Sous les précédentes normes, iA Groupe financier aurait eu une moins grande marge de manœuvre. « Si on avait voulu acheter une compagnie à 1 G$, il aurait fallu aller chercher du financement externe, explique-t-il. Alors que là, on n’aura pas besoin d’aller chercher du financement externe et payer plus cher. »
Si l’écart peut sembler important, l’analyste de Valeurs mobilières TD, Mario Mendonca, estime que la façon de calculer le capital disponible sous IFRS 17 est « particulièrement prudente ». « Nous soulignons un potentiel plus élevé de bénéfice et de rendement sur le capital sous IFRS 17 que nous, et le consensus, avions anticipé. (Nous soulignons aussi) un bilan plus fort et un potentiel bénéficiaire haussier en déployant du capital pour les acquisitions. »
iA Groupe financier regarde des dossiers d’acquisitions potentielles avec une attention « particulière » sur les États-Unis. La société vise les deux segments où elle est déjà présente aux États-Unis: l’assurance individuelle et les garanties mécaniques pour les concessionnaires automobiles. Les États-Unis représentent près de 15% des revenus de l’entreprise.
Pour le moment, Denis Ricard n’a pas d’intérêt pour une percée en Asie où d’autres grands assureurs canadiens sont présents, notamment Sun Life et Manuvie. « Aucun intérêt », tranche le dirigeant. « Je pense qu’il y a un potentiel encore important aux États-Unis », précise-t-il.
La porte serait ouverte pour des acquisitions dans d’autres régions, mais cela se ferait sur un horizon à plus long terme. La direction pourrait commencer à faire des recherches dans le cadre « du plan stratégique 2030 » pour analyser la pertinence d’une expansion hors du Canada et des États-Unis. « Ça pourrait être l’Asie, ça pourrait être l’Europe, ça pourrait être l’Amérique du Sud. Ça va demander de la recherche. On est loin de la coupe aux lèvres. »
Pas de sortie du pétrole
Au moment où le désinvestissement dans l’industrie pétrolière fait débat parmi les grands gestionnaires de capitaux, M. Ricard répond qu’iA Groupe financier n’a pas l’intention d’exclure les pétrolières et gazières des investissements qu’elle détient en portefeuille.

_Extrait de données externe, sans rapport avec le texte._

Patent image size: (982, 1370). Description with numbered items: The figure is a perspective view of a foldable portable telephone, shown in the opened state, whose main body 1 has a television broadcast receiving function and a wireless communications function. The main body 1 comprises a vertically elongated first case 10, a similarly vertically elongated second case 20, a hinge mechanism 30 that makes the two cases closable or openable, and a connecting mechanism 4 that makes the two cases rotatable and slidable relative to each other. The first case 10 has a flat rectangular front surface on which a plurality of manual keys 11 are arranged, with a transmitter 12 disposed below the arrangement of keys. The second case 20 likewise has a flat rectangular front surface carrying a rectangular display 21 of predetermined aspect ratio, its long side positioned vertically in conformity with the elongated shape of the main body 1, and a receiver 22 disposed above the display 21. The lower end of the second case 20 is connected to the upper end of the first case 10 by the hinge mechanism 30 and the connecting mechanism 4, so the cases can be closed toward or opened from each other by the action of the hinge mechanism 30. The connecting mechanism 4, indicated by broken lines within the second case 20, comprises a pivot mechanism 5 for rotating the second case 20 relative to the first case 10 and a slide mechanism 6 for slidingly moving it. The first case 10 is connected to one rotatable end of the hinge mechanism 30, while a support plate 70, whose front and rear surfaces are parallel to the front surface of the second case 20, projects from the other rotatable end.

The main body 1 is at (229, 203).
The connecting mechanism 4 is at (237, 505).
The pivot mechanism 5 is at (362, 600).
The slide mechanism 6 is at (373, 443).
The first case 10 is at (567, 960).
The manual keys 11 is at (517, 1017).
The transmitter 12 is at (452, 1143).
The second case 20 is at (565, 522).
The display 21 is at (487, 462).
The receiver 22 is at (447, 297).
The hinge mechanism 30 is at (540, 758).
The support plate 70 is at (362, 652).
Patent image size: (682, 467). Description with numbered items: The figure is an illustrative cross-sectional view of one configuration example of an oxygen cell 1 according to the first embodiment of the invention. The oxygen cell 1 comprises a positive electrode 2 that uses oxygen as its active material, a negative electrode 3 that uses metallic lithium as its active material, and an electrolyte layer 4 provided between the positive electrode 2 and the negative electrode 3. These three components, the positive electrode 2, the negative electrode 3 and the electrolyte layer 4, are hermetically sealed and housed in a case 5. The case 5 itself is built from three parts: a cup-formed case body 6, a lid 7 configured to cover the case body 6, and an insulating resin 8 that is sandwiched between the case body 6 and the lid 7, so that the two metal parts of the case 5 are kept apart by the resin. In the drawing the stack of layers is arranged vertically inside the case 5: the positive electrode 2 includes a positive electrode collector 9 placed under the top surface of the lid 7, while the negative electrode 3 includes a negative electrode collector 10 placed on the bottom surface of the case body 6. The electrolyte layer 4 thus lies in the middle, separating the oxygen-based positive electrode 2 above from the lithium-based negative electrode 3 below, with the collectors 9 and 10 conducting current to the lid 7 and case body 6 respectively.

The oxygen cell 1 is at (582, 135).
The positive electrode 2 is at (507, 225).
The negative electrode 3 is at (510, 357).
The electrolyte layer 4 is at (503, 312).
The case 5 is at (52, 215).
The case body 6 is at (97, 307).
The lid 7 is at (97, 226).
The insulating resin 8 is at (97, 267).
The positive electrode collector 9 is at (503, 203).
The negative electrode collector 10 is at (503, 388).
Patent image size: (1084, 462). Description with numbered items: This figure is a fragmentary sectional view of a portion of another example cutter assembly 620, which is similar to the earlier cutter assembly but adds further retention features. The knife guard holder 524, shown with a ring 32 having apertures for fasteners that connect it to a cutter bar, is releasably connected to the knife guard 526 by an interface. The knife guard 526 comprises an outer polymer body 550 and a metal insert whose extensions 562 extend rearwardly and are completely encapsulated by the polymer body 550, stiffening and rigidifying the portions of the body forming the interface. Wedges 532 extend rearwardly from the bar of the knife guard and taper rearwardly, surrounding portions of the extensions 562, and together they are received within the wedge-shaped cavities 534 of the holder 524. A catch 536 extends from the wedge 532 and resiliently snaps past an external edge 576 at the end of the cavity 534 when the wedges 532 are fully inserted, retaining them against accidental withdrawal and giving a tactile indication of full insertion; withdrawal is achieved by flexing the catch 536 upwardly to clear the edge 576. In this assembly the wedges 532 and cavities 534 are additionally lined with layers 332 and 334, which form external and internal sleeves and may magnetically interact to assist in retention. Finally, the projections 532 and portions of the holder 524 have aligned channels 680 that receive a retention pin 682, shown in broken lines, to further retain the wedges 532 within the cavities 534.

« Ça ne sert à rien de sortir de ça, répond-il. Il faut juste les accompagner, puis s’assurer que ces organisations-là, qu’on leur mette suffisamment de pression pour qu’elles améliorent leur bilan climatique. »

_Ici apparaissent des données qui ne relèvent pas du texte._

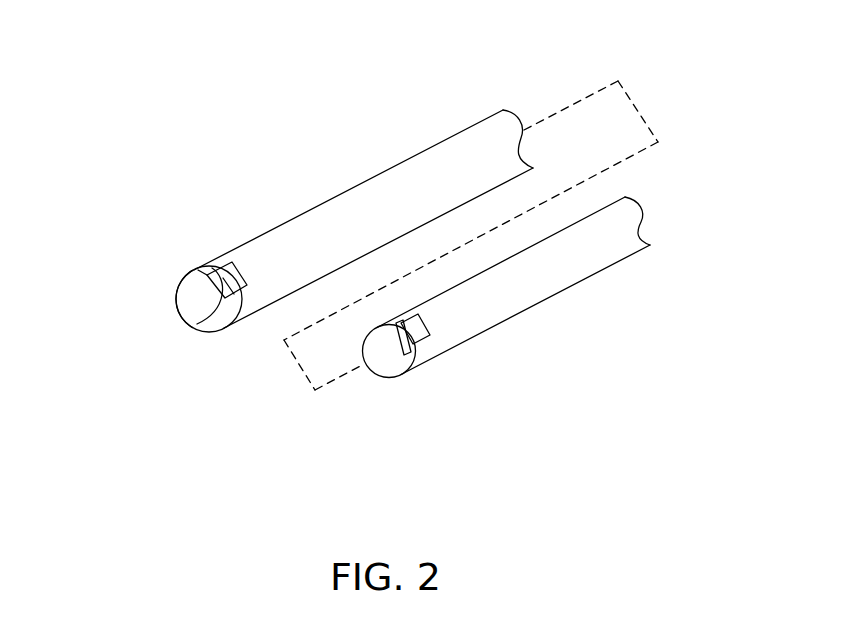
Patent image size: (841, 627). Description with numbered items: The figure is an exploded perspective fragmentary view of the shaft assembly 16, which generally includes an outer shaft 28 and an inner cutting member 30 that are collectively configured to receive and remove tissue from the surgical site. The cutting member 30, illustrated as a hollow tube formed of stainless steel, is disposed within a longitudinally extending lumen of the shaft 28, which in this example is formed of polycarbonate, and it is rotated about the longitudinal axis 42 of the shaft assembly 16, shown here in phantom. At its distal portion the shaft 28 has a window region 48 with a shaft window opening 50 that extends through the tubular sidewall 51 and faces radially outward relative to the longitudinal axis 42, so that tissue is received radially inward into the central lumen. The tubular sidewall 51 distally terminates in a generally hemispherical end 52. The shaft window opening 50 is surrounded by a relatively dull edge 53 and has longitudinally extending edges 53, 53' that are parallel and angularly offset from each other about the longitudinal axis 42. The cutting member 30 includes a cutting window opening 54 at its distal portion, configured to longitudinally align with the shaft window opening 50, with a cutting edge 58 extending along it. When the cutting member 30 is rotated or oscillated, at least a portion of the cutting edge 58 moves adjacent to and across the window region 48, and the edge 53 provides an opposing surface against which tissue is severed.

The shaft assembly 16 is at (220, 135).
The shaft 28 is at (450, 133).
The cutting member 30 is at (613, 272).
The longitudinal axis 42 is at (570, 104).
The window region 48 is at (220, 257).
The shaft window opening 50 is at (232, 262).
The tubular sidewall 51 is at (290, 232).
The hemispherical end 52 is at (185, 308).
The edge 53 is at (198, 333).
The edge 53' is at (146, 293).
The cutting window opening 54 is at (428, 327).
The cutting edge 58 is at (404, 356).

Le dirigeant ne voit pas de solution de rechange à cette approche. « Un moment donné, il va falloir aller chercher notre pétrole quelque part parce qu’il ne disparaîtra pas. On va aller le chercher en Russie, en Chine? S’il n’y a plus de financement pour nos compagnies (pétrolières canadiennes), il va se passer quoi? Ça ne serait pas logique. Il faut y aller de façon progressive, ordonnée, le plus rapidement possible. »
L’argument de Denis Ricard rejoint celui de plusieurs banques canadiennes, qui pensent qu’un accompagnement est une meilleure approche que l’exclusion d’un secteur qui représente 10% de l’économie canadienne. Cette position est toutefois critiquée par des environnementalistes et des investisseurs.
iA Groupe financier se targue d’être carboneutre depuis 2020. L’assureur émet encore des émissions, qu’elle compense avec des crédits carbone. La carboneutralité tient compte des activités de l’entreprise, à ne pas confondre avec l’intensité carbone de son portefeuille, soit les émissions produites par les actions et les obligations des sociétés détenues en portefeuille.
L’entreprise n’a pas encore dévoilé de cible de réduction de l’intensité carbone de son portefeuille. M. Ricard critique les entreprises qui ont affirmé leur intention de ne plus émettre de carbone d’ici 2050 sans plan concret pour atteindre l’objectif. « C’est beaucoup de marketing, les gens n’avaient pas de plan. »
L’assureur travaille à l’établissement d’une stratégie de réduction de l’intensité carbone du portefeuille. Denis Ricard espère être en mesure de dévoiler son plan « l’an prochain, sinon l’année d’après ».